Outro aspecto importante a ser observado é a gestão dos instrumentos, ou seja, o cuidado para que os novos decretos que precisam ser feitos localmente não criem novas exigências para o que já foi acordado no MROSC. Segundo Laís, é preciso também intensificar a capacitação junto as OSCs e governos para o entendimento da lei e garantir o processo constante de participação social.

“É necessário uma ‘mudança de cultura’ tanto na administração pública, para que possa de fato compreender a natureza privada das organizações da sociedade civil, e das Osc em relação ao desafio de transparência pública”, ressaltou.

Laís trouxe como exemplo de um caminho concreto para a implementação do MROSC o caso da cidade de Belo Horizonte (MG). Neste mês, a Procuradoria Geral do Município, responsável pela implementação do MROSC na prefeitura, instituiu o Núcleo de Apoio às Parcerias (NAP), que irá orientar e apoiar todas as instâncias municipais na realização de parcerias com as organizações da sociedade civil, desde o chamamento público até a prestação de contas das relações entre a Prefeitura e essas organizações, incluindo o apoio à capacitação dos servidores, conselheiros de políticas públicas e de direitos, e das organizações parceiras.

A governança institucional do novo modelo deverá ser complementada com a criação do Conselho Municipal de Fomento e Colaboração (CONFOCO – BH), que terá a participação dos órgãos municipais e das organizações da sociedade civil locais. O município já conta também com o Portal das Parceiras, que reúne e disponibiliza as informações necessárias sobre as parcerias aos interessados, e o Sistema de Contratos e Convênios, que foi adaptado para recepcionar as novas parcerias. Para melhor operacionalizar a lei, o decreto de regulamentação já foi publicado e, assim como as minutas padrão e os manuais, será revisto a partir do diálogo entre os gestores públicos e as organizações parcerias.

ISP Transparente

Como os investidores sociais têm olhado para a questão da transparência nas suas relações, tendo em vista que trata-se do uso de recursos privados para fim público? Essa foi uma das discussões trazidas pelo ENATS e que contou com a participação da Fundação Vale, associada ao GIFE, na mesa de debate.

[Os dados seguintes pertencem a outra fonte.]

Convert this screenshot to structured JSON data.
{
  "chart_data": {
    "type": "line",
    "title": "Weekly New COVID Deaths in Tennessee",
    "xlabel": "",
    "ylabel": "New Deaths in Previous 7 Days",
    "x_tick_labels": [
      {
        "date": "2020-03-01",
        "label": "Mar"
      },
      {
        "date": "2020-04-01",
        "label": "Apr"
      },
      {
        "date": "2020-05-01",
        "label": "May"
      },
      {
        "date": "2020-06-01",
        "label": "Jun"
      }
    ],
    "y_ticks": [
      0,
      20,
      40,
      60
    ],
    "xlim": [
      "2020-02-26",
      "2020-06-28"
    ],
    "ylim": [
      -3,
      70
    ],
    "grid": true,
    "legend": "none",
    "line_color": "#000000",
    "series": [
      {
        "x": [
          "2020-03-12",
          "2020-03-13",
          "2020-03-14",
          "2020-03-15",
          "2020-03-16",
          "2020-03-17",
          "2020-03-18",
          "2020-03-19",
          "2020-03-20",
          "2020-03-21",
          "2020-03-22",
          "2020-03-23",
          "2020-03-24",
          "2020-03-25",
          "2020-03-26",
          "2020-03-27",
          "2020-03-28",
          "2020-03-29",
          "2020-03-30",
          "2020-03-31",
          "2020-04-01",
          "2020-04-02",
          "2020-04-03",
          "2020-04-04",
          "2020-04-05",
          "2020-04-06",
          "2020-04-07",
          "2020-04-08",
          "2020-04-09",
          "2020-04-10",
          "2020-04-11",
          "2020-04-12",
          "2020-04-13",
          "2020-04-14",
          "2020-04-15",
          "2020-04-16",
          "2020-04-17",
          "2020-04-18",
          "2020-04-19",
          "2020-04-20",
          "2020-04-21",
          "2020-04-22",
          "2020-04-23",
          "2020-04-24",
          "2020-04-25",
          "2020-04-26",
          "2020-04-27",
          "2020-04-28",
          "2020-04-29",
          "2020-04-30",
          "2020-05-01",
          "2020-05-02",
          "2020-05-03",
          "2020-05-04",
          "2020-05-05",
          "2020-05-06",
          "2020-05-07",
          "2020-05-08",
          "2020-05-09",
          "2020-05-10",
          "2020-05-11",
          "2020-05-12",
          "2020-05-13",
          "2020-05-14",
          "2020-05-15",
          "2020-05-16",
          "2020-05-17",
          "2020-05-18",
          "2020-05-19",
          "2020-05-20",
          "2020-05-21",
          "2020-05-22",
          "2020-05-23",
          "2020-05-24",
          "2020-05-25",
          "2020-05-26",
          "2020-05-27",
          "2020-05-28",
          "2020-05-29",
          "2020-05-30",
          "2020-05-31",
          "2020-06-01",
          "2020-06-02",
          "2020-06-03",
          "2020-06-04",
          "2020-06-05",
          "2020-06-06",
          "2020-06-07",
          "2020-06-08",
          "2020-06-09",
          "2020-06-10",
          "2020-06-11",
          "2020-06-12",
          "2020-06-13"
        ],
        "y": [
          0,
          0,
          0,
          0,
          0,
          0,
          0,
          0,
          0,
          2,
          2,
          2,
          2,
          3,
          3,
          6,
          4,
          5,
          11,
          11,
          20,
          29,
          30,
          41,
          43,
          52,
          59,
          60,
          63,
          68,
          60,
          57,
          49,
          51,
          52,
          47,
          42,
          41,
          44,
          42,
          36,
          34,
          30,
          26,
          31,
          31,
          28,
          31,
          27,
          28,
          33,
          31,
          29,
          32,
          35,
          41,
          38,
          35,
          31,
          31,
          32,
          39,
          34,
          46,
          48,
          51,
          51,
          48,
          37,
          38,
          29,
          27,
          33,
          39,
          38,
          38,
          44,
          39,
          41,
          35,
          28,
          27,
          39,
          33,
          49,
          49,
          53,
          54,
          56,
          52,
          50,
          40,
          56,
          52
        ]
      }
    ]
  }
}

Ives Rocha, analista de Responsabilidade Social na gerência de Parcerias Intersetoriais da Fundação Vale, destacou alguns mecanismos que a organização estabeleceu a fim de criar relações transparentes. “Com a mudança que tivemos na forma de fazer investimento social, deixando de financiar projetos já formatados e apresentados pelas OSC e passando a propor ações em co-autoria, se tornou fundamental criarmos processos transparentes para que os objetivos das ações fizessem sentido para as organizações, para o território e para quem está financiando. Todo esse processo precisa ser pactuado com os envolvidos. Nessa forma de se relacionar, todo mundo sai ganhando”, comentou.

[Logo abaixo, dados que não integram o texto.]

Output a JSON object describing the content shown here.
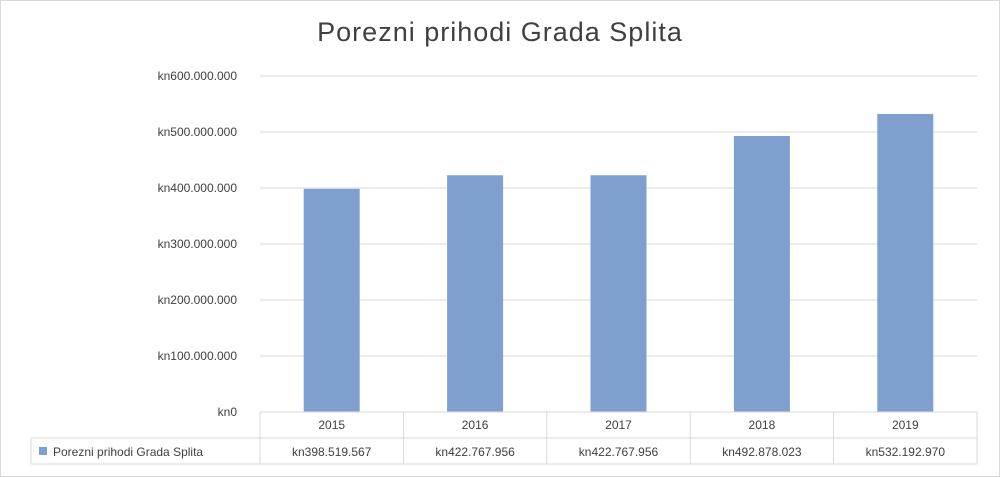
{
  "chart_data": {
    "type": "bar",
    "title": "Porezni prihodi Grada Splita",
    "categories": [
      "2015",
      "2016",
      "2017",
      "2018",
      "2019"
    ],
    "series": [
      {
        "name": "Porezni prihodi Grada Splita",
        "values": [
          398519567,
          422767956,
          422767956,
          492878023,
          532192970
        ],
        "value_labels": [
          "kn398.519.567",
          "kn422.767.956",
          "kn422.767.956",
          "kn492.878.023",
          "kn532.192.970"
        ],
        "color": "#7f9fcf"
      }
    ],
    "ylim": [
      0,
      600000000
    ],
    "yticks": [
      0,
      100000000,
      200000000,
      300000000,
      400000000,
      500000000,
      600000000
    ],
    "ytick_labels": [
      "kn0",
      "kn100.000.000",
      "kn200.000.000",
      "kn300.000.000",
      "kn400.000.000",
      "kn500.000.000",
      "kn600.000.000"
    ],
    "grid": true,
    "legend": "data-table-left",
    "gridline_color": "#d9d9d9"
  }
}
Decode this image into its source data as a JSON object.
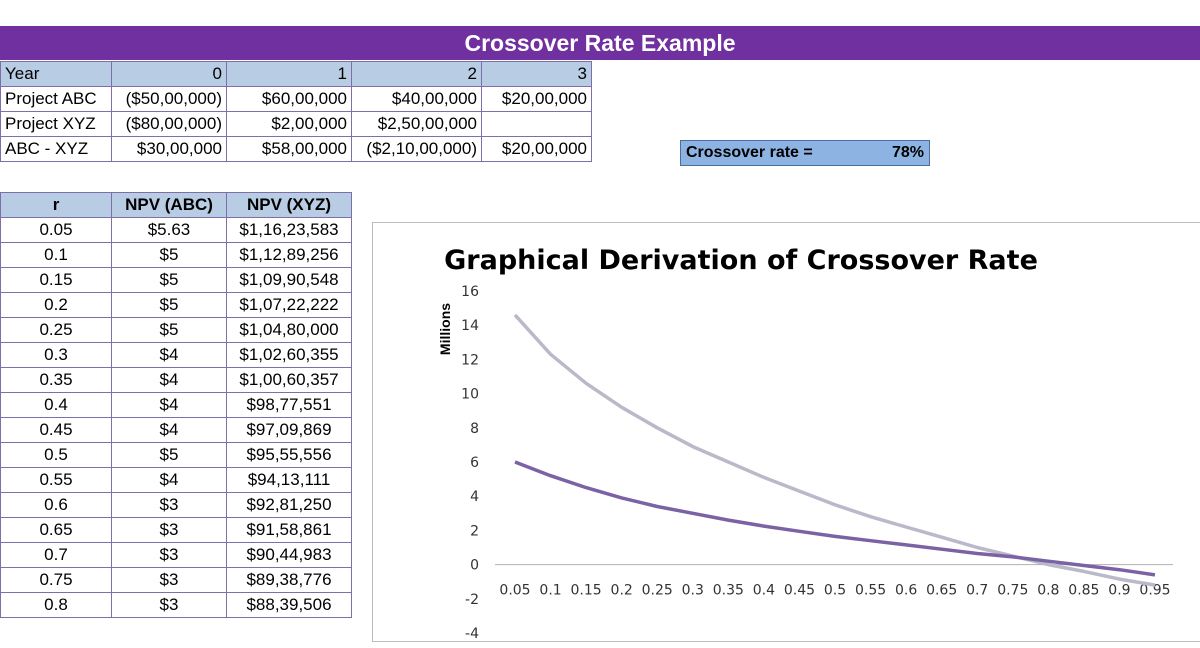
{
  "sheet_title": "Crossover Rate Example",
  "cashflow_table": {
    "rows": [
      [
        "Year",
        "0",
        "1",
        "2",
        "3"
      ],
      [
        "Project ABC",
        "($50,00,000)",
        "$60,00,000",
        "$40,00,000",
        "$20,00,000"
      ],
      [
        "Project XYZ",
        "($80,00,000)",
        "$2,00,000",
        "$2,50,00,000",
        ""
      ],
      [
        "ABC - XYZ",
        "$30,00,000",
        "$58,00,000",
        "($2,10,00,000)",
        "$20,00,000"
      ]
    ]
  },
  "crossover": {
    "label": "Crossover rate =",
    "value": "78%"
  },
  "npv_table": {
    "headers": [
      "r",
      "NPV (ABC)",
      "NPV (XYZ)"
    ],
    "rows": [
      [
        "0.05",
        "$5.63",
        "$1,16,23,583"
      ],
      [
        "0.1",
        "$5",
        "$1,12,89,256"
      ],
      [
        "0.15",
        "$5",
        "$1,09,90,548"
      ],
      [
        "0.2",
        "$5",
        "$1,07,22,222"
      ],
      [
        "0.25",
        "$5",
        "$1,04,80,000"
      ],
      [
        "0.3",
        "$4",
        "$1,02,60,355"
      ],
      [
        "0.35",
        "$4",
        "$1,00,60,357"
      ],
      [
        "0.4",
        "$4",
        "$98,77,551"
      ],
      [
        "0.45",
        "$4",
        "$97,09,869"
      ],
      [
        "0.5",
        "$5",
        "$95,55,556"
      ],
      [
        "0.55",
        "$4",
        "$94,13,111"
      ],
      [
        "0.6",
        "$3",
        "$92,81,250"
      ],
      [
        "0.65",
        "$3",
        "$91,58,861"
      ],
      [
        "0.7",
        "$3",
        "$90,44,983"
      ],
      [
        "0.75",
        "$3",
        "$89,38,776"
      ],
      [
        "0.8",
        "$3",
        "$88,39,506"
      ]
    ]
  },
  "chart_data": {
    "type": "line",
    "title": "Graphical Derivation of Crossover Rate",
    "ylabel": "Millions",
    "xlabel": "",
    "ylim": [
      -4,
      16
    ],
    "yticks": [
      16,
      14,
      12,
      10,
      8,
      6,
      4,
      2,
      0,
      -2,
      -4
    ],
    "x": [
      "0.05",
      "0.1",
      "0.15",
      "0.2",
      "0.25",
      "0.3",
      "0.35",
      "0.4",
      "0.45",
      "0.5",
      "0.55",
      "0.6",
      "0.65",
      "0.7",
      "0.75",
      "0.8",
      "0.85",
      "0.9",
      "0.95"
    ],
    "series": [
      {
        "color": "#b9b9c9",
        "values": [
          14.6,
          12.3,
          10.6,
          9.2,
          8.0,
          6.9,
          6.0,
          5.1,
          4.3,
          3.5,
          2.8,
          2.2,
          1.6,
          1.0,
          0.5,
          0.0,
          -0.4,
          -0.85,
          -1.2
        ]
      },
      {
        "color": "#7b62a4",
        "values": [
          6.0,
          5.2,
          4.5,
          3.9,
          3.4,
          3.0,
          2.6,
          2.25,
          1.95,
          1.65,
          1.4,
          1.15,
          0.9,
          0.65,
          0.45,
          0.2,
          -0.05,
          -0.3,
          -0.6
        ]
      }
    ],
    "grid": false,
    "legend": "none"
  }
}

Entre os mecanismos estão a criação de marcos conceituais claros e indicadores, por exemplo. “Uma relação de transparência é também, para nós, a disseminação dos saberes, tanto no sentido da Fundação participar de eventos e se colocar à disposição para discutir com a sociedade sobre as ações realizadas, quanto dos parceiros executores terem autonomia para participar de iniciativas, escrever artigos disseminando os aprendizados”, destacou Ives, apontando outras instâncias de governança e transparência da Fundação, como o Conselho Curador, diretoria e o Conselho Fiscal, assim como auditorias internas e externas.

Ives apresentou ainda o lançamento do Edital Reconhecer, que é uma porta de entrada para o início de uma relação institucional da Fundação com novas organizações. A ideia é fortalecer a atuação destas OSC, apoiando com recursos financeiros de até R$ 30 mil projetos voltados à geração de trabalho e renda, educação e saúde para comunidades localizadas em 29 municípios dos estados de Minas Gerais e Espírito Santo.

Uma das novidades do edital é que, dos 12 projetos selecionados, dois vão ser escolhidos por votação popular. “É mais uma forma de gerar mobilização e trazer visibilidade para as iniciativas da própria comunidade”, ressaltou Ives. As inscrições estão abertas e podem ser feitas até o dia 1 de julho pelo site.